Hotzenplotz ist mittlerweile 52 Jahre alt, ein Räuber in den besten Jahren also, und – so versichert Judith Wolz von der Stadtbücherei – der nette Schurke gehöre kein bisschen zum alten Eisen. Kinder von heute, das beweisen die Ausleihzahlen, lieben wie schon ihre Eltern den Räuber, den Otfried Preußler als „nicht wirklich gefährlich, sondern ein polterndes Großmaul“ beschreibt. Auf einem Rollwagen in der Bibliothek liegen Hotzenplotz-Bücher aus dem Bestand zur Ausleihe griffbereit. „Der Räuber Hotzenplotz ist wirklich ein Klassiker“, sagt die 28-jährige Judith Wolz. Auch sie hat sich als Kind das Buch vorlesen lassen: „Der Humor ist einfach toll – allein schon die Namen, zum Beispiel der von Petrosilius Zwackelmann.“

Auf seinen großen und bösen Zauberer ist Otfried Preußler übrigens stolz gewesen. Und doch hat er ihn bereits im ersten Band das Zeitliche segnen lassen, weil er nach eigenem Bekunden nie und nimmer damit gerechnet hätte, dass das Buch, das gewissermaßen als eine Lockerungsübung gedacht war, so erfolgreich sein würde. Eigentlich, so erfährt man in der Ausstellung, hat Preußler die Geschichte über den Räuber, der die Kaffeemühle von Kasperls Großmutter stiehlt, in einer Verschnaufpause von der anstrengenden Arbeit am Jugendbuch „Krabat“ verfasst. Ein Fortsetzungsband war nicht geplant.
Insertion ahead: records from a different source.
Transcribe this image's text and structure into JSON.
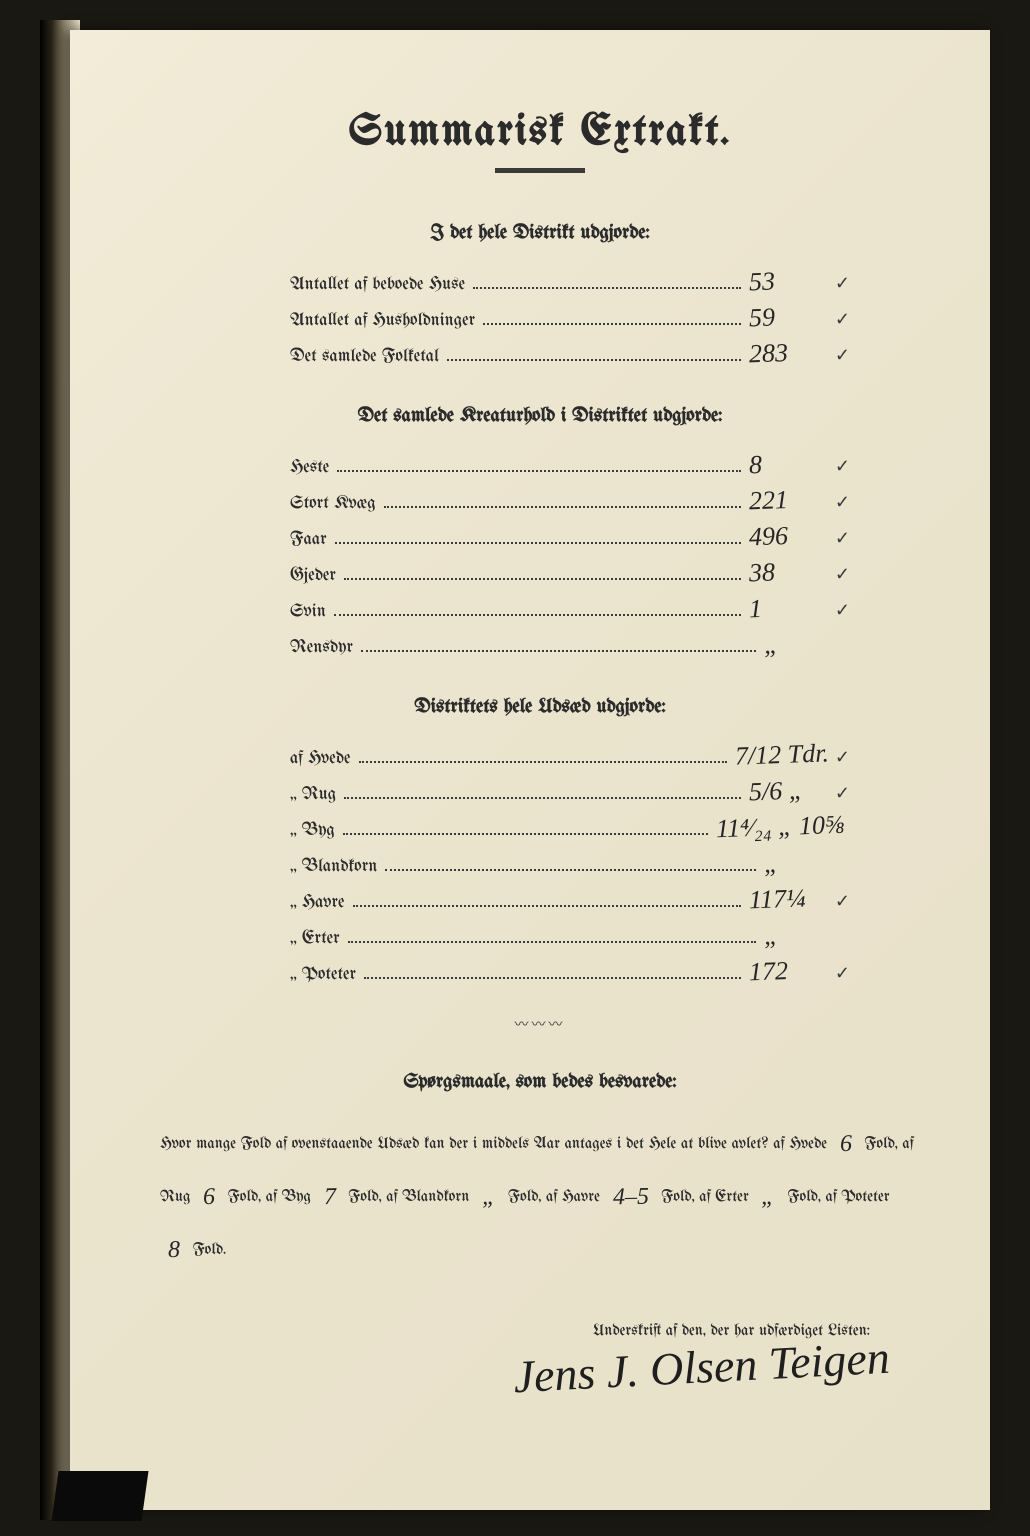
{
  "title": "Summarisk Extrakt.",
  "section1": {
    "heading": "I det hele Distrikt udgjorde:",
    "rows": [
      {
        "label": "Antallet af beboede Huse",
        "value": "53",
        "tick": "✓"
      },
      {
        "label": "Antallet af Husholdninger",
        "value": "59",
        "tick": "✓"
      },
      {
        "label": "Det samlede Folketal",
        "value": "283",
        "tick": "✓"
      }
    ]
  },
  "section2": {
    "heading": "Det samlede Kreaturhold i Distriktet udgjorde:",
    "rows": [
      {
        "label": "Heste",
        "value": "8",
        "tick": "✓"
      },
      {
        "label": "Stort Kvæg",
        "value": "221",
        "tick": "✓"
      },
      {
        "label": "Faar",
        "value": "496",
        "tick": "✓"
      },
      {
        "label": "Gjeder",
        "value": "38",
        "tick": "✓"
      },
      {
        "label": "Svin",
        "value": "1",
        "tick": "✓"
      },
      {
        "label": "Rensdyr",
        "value": "„",
        "tick": ""
      }
    ]
  },
  "section3": {
    "heading": "Distriktets hele Udsæd udgjorde:",
    "rows": [
      {
        "label": "af Hvede",
        "value": "7/12 Tdr.",
        "tick": "✓"
      },
      {
        "label": "„ Rug",
        "value": "5/6 „",
        "tick": "✓"
      },
      {
        "label": "„ Byg",
        "value": "11⁴⁄₂₄ „ 10⅝",
        "tick": ""
      },
      {
        "label": "„ Blandkorn",
        "value": "„",
        "tick": ""
      },
      {
        "label": "„ Havre",
        "value": "117¼",
        "tick": "✓"
      },
      {
        "label": "„ Erter",
        "value": "„",
        "tick": ""
      },
      {
        "label": "„ Poteter",
        "value": "172",
        "tick": "✓"
      }
    ]
  },
  "questions": {
    "heading": "Spørgsmaale, som bedes besvarede:",
    "intro": "Hvor mange Fold af ovenstaaende Udsæd kan der i middels Aar antages i det Hele at blive avlet?",
    "items": [
      {
        "prefix": "af Hvede",
        "value": "6",
        "suffix": "Fold,"
      },
      {
        "prefix": "af Rug",
        "value": "6",
        "suffix": "Fold,"
      },
      {
        "prefix": "af Byg",
        "value": "7",
        "suffix": "Fold,"
      },
      {
        "prefix": "af Blandkorn",
        "value": "„",
        "suffix": "Fold,"
      },
      {
        "prefix": "af Havre",
        "value": "4–5",
        "suffix": "Fold,"
      },
      {
        "prefix": "af Erter",
        "value": "„",
        "suffix": "Fold,"
      },
      {
        "prefix": "af Poteter",
        "value": "8",
        "suffix": "Fold."
      }
    ]
  },
  "signature": {
    "label": "Underskrift af den, der har udfærdiget Listen:",
    "name": "Jens J. Olsen Teigen"
  }
}
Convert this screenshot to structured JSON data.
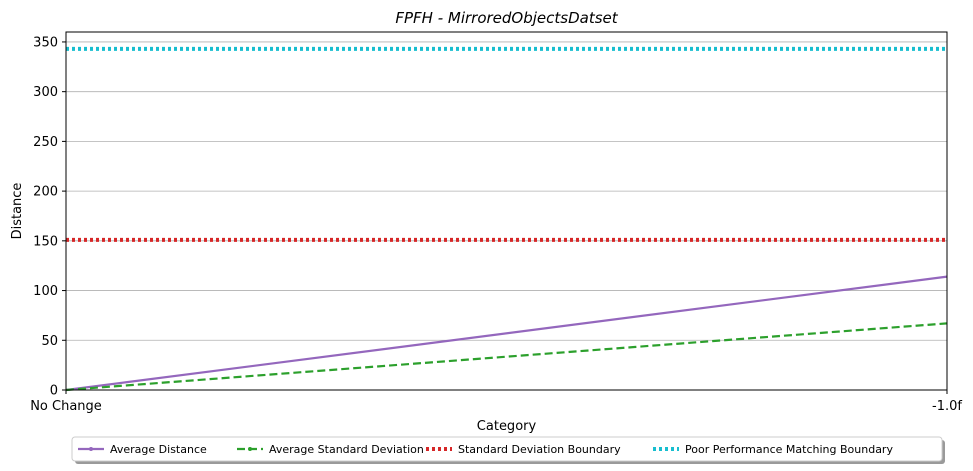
{
  "chart_data": {
    "type": "line",
    "title": "FPFH - MirroredObjectsDatset",
    "xlabel": "Category",
    "ylabel": "Distance",
    "categories": [
      "No Change",
      "-1.0f"
    ],
    "ylim": [
      0,
      360
    ],
    "yticks": [
      0,
      50,
      100,
      150,
      200,
      250,
      300,
      350
    ],
    "grid": "y",
    "legend_position": "bottom",
    "series": [
      {
        "name": "Average Distance",
        "values": [
          0,
          114
        ],
        "color": "#9467bd",
        "style": "solid"
      },
      {
        "name": "Average Standard Deviation",
        "values": [
          0,
          67
        ],
        "color": "#2ca02c",
        "style": "dashed"
      },
      {
        "name": "Standard Deviation Boundary",
        "values": [
          151,
          151
        ],
        "color": "#d62728",
        "style": "dotted"
      },
      {
        "name": "Poor Performance Matching Boundary",
        "values": [
          343,
          343
        ],
        "color": "#17becf",
        "style": "dotted"
      }
    ]
  }
}
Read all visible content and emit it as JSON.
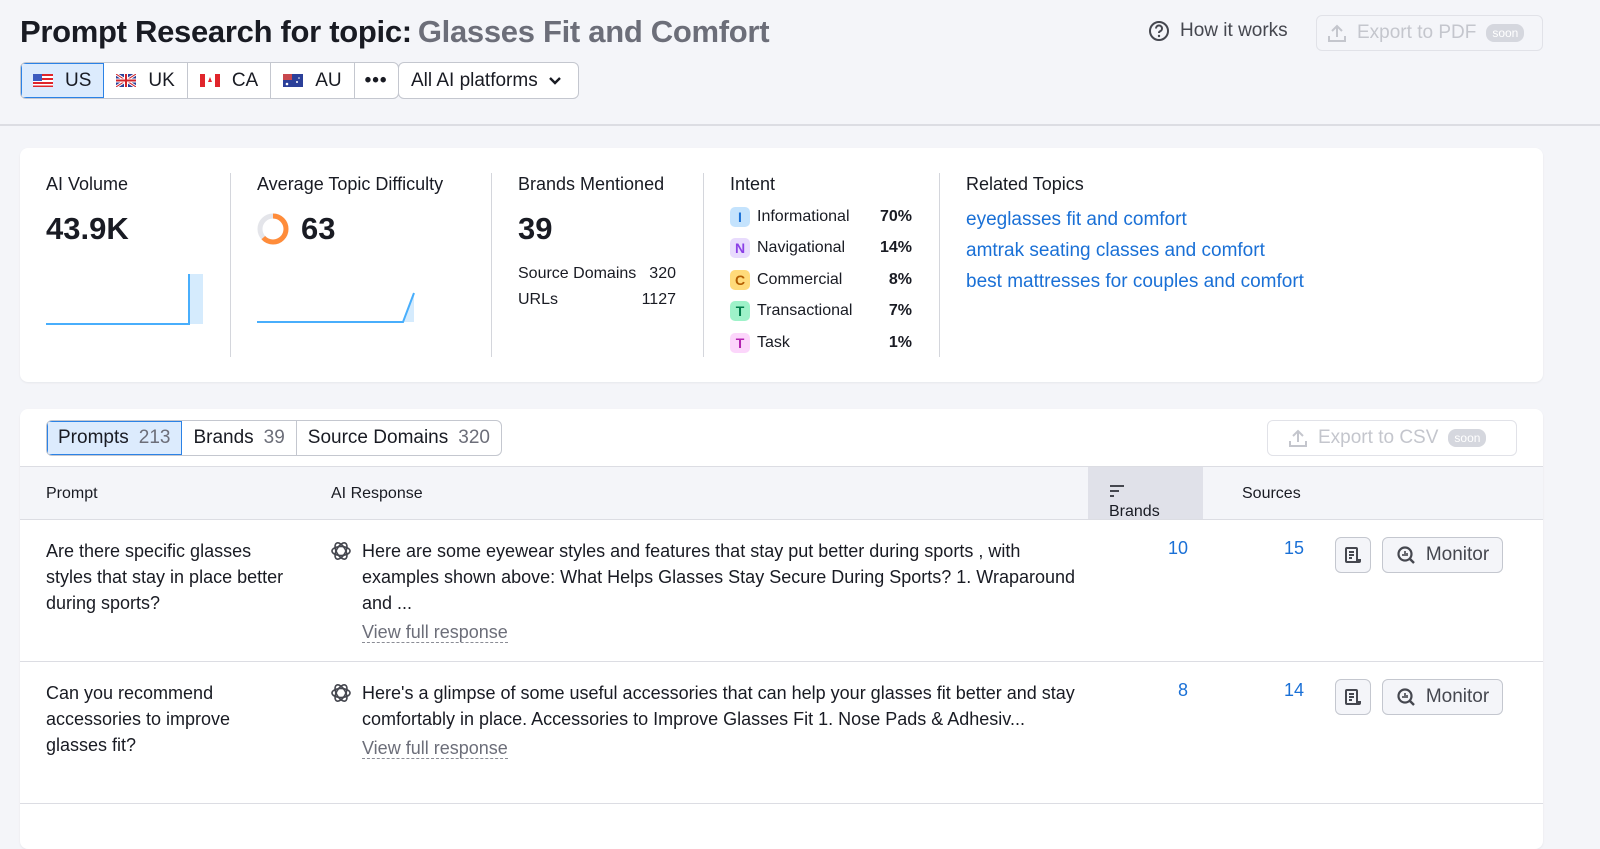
{
  "header": {
    "title": "Prompt Research for topic:",
    "topic": "Glasses Fit and Comfort",
    "how_it_works": "How it works",
    "export_pdf": "Export to PDF",
    "soon": "soon",
    "countries": [
      {
        "code": "US",
        "selected": true
      },
      {
        "code": "UK"
      },
      {
        "code": "CA"
      },
      {
        "code": "AU"
      }
    ],
    "more": "•••",
    "platform": "All AI platforms"
  },
  "metrics": {
    "ai_volume": {
      "label": "AI Volume",
      "value": "43.9K"
    },
    "difficulty": {
      "label": "Average Topic Difficulty",
      "value": "63",
      "percent": 63,
      "color": "#ff8c3a"
    },
    "brands": {
      "label": "Brands Mentioned",
      "value": "39",
      "source_domains_label": "Source Domains",
      "source_domains": "320",
      "urls_label": "URLs",
      "urls": "1127"
    },
    "intent": {
      "label": "Intent",
      "items": [
        {
          "letter": "I",
          "name": "Informational",
          "pct": "70%",
          "bg": "#c4e3fd",
          "fg": "#1a70d6"
        },
        {
          "letter": "N",
          "name": "Navigational",
          "pct": "14%",
          "bg": "#e8dbfd",
          "fg": "#8b3fe6"
        },
        {
          "letter": "C",
          "name": "Commercial",
          "pct": "8%",
          "bg": "#ffdb7a",
          "fg": "#b35d00"
        },
        {
          "letter": "T",
          "name": "Transactional",
          "pct": "7%",
          "bg": "#9ef2c9",
          "fg": "#007c4a"
        },
        {
          "letter": "T",
          "name": "Task",
          "pct": "1%",
          "bg": "#fcd6fb",
          "fg": "#b323b0"
        }
      ]
    },
    "related": {
      "label": "Related Topics",
      "items": [
        "eyeglasses fit and comfort",
        "amtrak seating classes and comfort",
        "best mattresses for couples and comfort"
      ]
    }
  },
  "tabs": [
    {
      "label": "Prompts",
      "count": "213",
      "selected": true
    },
    {
      "label": "Brands",
      "count": "39"
    },
    {
      "label": "Source Domains",
      "count": "320"
    }
  ],
  "export_csv": "Export to CSV",
  "table": {
    "columns": [
      "Prompt",
      "AI Response",
      "Brands",
      "Sources"
    ],
    "rows": [
      {
        "prompt": "Are there specific glasses styles that stay in place better during sports?",
        "response": "Here are some eyewear styles and features that stay put better during sports , with examples shown above: What Helps Glasses Stay Secure During Sports? 1. Wraparound and ...",
        "view": "View full response",
        "brands": "10",
        "sources": "15",
        "monitor": "Monitor"
      },
      {
        "prompt": "Can you recommend accessories to improve glasses fit?",
        "response": "Here's a glimpse of some useful accessories that can help your glasses fit better and stay comfortably in place. Accessories to Improve Glasses Fit 1. Nose Pads & Adhesiv...",
        "view": "View full response",
        "brands": "8",
        "sources": "14",
        "monitor": "Monitor"
      }
    ]
  }
}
Zweiter Band wegen großer Nachfrage

Doch der Räuber Hotzenplotz kam dermaßen gut an, dass die Leser Preußler keine Ruhe ließen. Er gab sich schließlich geschlagen, sieben Jahre nach dem Räuber Hotzenplotz kam der zweite Band „Neues vom Räuber Hotzenplotz“ auf den Markt. Darin taucht unter anderem der Hund Wasti auf, den seine Besitzerin, die Hobby-Hexe Witwe Schlotterbeck, versehentlich in ein Krokodil verwandelt hat. Das Buch endet, ohne dass Wasti entzaubert wird. Und so musste oder durfte sich Otfried Preußler eine dritte Hotzenplotz-Geschichte ausdenken, denn seine Leser bestanden darauf, dass er die Sache ins Reine brachte. Kinder seien „das beste und klügste Publikum und strenge unbestechliche Kritiker“, hat Otfried Preußler einmal gesagt. Und die Frage, ob es richtig sei, Kindern heutzutage Geschichten von Feen, Räubern und Zauberern zu erzählen, so beantwortet: „Richtig? Es ist lebenswichtig.“

Die deutsche Ausgabe des Räuber Hotzenplotz hat sich 18 Millionen mal verkauft, weltweit sind 50 Millionen Bände über den Verkaufstresen gegangen. Interessant ist ein Vergleich der Titelbilder: während der holländische Hotzenplotz ziemlich furchteinflößend und mit einem ganzen Waffenarsenal am Körper daher kommt, krault er auf dem Cover der norwegischen Ausgabe einem Häschen feinfühlig das Kinn. Auch das Rätsel um Hotzenplotz’ Namen wird in der Ausstellung gelüftet. Er ist keine witzige lautmalerische Erfindung Preußlers, sondern der deutsche Name der Stadt Osoblaha im heutigen Tschechien.